Are Mitochondria the Key to Cracking Parkinson’s Disease?

THE MITOCHONDRIA of dopamine-producing cells have been linked to Parkinson’s disease, with researchers finding that affected individuals have dopamine cells in their brains less able to protect their mitochondrial DNA against age-related damage, compared with cells in healthy individuals. Parkinson’s disease is believed to be a combination of both genetic and environmental factors, the exact combination of which can vary greatly between individuals.

As a brain-wasting, progressive disease, Parkinson’s predominantly influences dopamine-producing neurons or nerve cells in a brain structure known as the substantia nigra; this causes these cells to malfunction and die and levels of dopamine are thus depleted, resulting in symptoms such as restricted movement, speech impediment, and impaired balance. Study leader Dr Charalampos Tzoulis, Department of Neurology, Haukeland University Hospital and Institute of Clinical Medicine, University of Bergen, Bergen, Norway, stated that these issues become more prominent with age, commenting, “It is known that the DNA of mitochondria is damaged during aging, causing failure in the power generators, lack of energy, and disease.”

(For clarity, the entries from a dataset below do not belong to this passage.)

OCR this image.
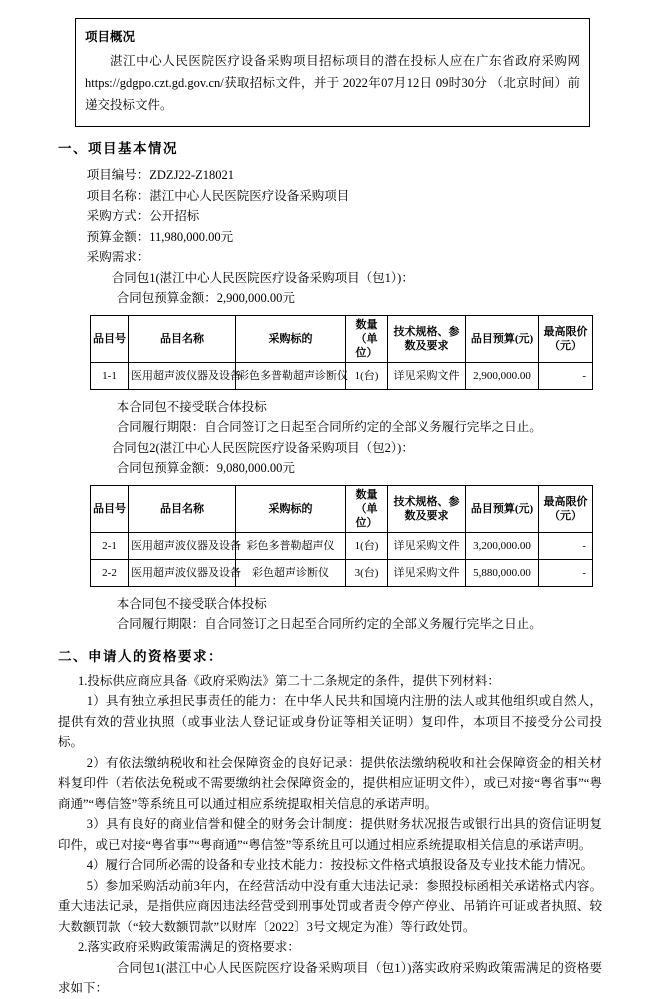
项目概况

湛江中心人民医院医疗设备采购项目招标项目的潜在投标人应在广东省政府采购网https://gdgpo.czt.gd.gov.cn/获取招标文件，并于 2022年07月12日 09时30分 （北京时间）前递交投标文件。

一、项目基本情况

项目编号：ZDZJ22-Z18021

项目名称：湛江中心人民医院医疗设备采购项目

采购方式：公开招标

预算金额：11,980,000.00元

采购需求：

合同包1(湛江中心人民医院医疗设备采购项目（包1）)：

合同包预算金额：2,900,000.00元

品目号	品目名称	采购标的	数量（单位）	技术规格、参数及要求	品目预算(元)	最高限价（元）
1-1	医用超声波仪器及设备	彩色多普勒超声诊断仪	1(台)	详见采购文件	2,900,000.00	-

本合同包不接受联合体投标

合同履行期限：自合同签订之日起至合同所约定的全部义务履行完毕之日止。

合同包2(湛江中心人民医院医疗设备采购项目（包2）)：

合同包预算金额：9,080,000.00元

品目号	品目名称	采购标的	数量（单位）	技术规格、参数及要求	品目预算(元)	最高限价（元）
2-1	医用超声波仪器及设备	彩色多普勒超声仪	1(台)	详见采购文件	3,200,000.00	-
2-2	医用超声波仪器及设备	彩色超声诊断仪	3(台)	详见采购文件	5,880,000.00	-

本合同包不接受联合体投标

合同履行期限：自合同签订之日起至合同所约定的全部义务履行完毕之日止。

二、申请人的资格要求：

1.投标供应商应具备《政府采购法》第二十二条规定的条件，提供下列材料：

1）具有独立承担民事责任的能力：在中华人民共和国境内注册的法人或其他组织或自然人，提供有效的营业执照（或事业法人登记证或身份证等相关证明）复印件，本项目不接受分公司投标。

2）有依法缴纳税收和社会保障资金的良好记录：提供依法缴纳税收和社会保障资金的相关材料复印件（若依法免税或不需要缴纳社会保障资金的，提供相应证明文件），或已对接“粤省事”“粤商通”“粤信签”等系统且可以通过相应系统提取相关信息的承诺声明。

3）具有良好的商业信誉和健全的财务会计制度：提供财务状况报告或银行出具的资信证明复印件，或已对接“粤省事”“粤商通”“粤信签”等系统且可以通过相应系统提取相关信息的承诺声明。

4）履行合同所必需的设备和专业技术能力：按投标文件格式填报设备及专业技术能力情况。

5）参加采购活动前3年内，在经营活动中没有重大违法记录：参照投标函相关承诺格式内容。重大违法记录，是指供应商因违法经营受到刑事处罚或者责令停产停业、吊销许可证或者执照、较大数额罚款（“较大数额罚款”以财库〔2022〕3号文规定为准）等行政处罚。

2.落实政府采购政策需满足的资格要求：

合同包1(湛江中心人民医院医疗设备采购项目（包1）)落实政府采购政策需满足的资格要求如下：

Dr Tzoulis and his researchers investigated mitochondrial DNA, comparing the brains of patients with Parkinson’s disease and healthy, older individuals. Their findings suggested that the mitochondrial DNA of healthy dopamine-producing cells in the brain was efficiently protected against aging-induced damage. By contrast, the dopamine-producing cells of individuals with Parkinson’s disease could not replenish their DNA as successfully, which led to a gradual loss of healthy DNA within their mitochondria.

These results imply the existence of an important mechanism that would normally defend the brain against aging-induced damage. However, individuals that suffer from Parkinson’s disease seem to have malfunctioning, weaker mechanisms, causing their brains to become more vulnerable to the effects of aging. Dr Tzoulis believes that this research has allowed himself and other researchers to better understand the development and pathogenesis of Parkinson’s disease. Concluding, he stated, “There is generally very little knowledge about the mechanisms causing Parkinson’s disease. Now, we are a step closer to understanding these mechanisms and we may have a target to strike at for therapy.”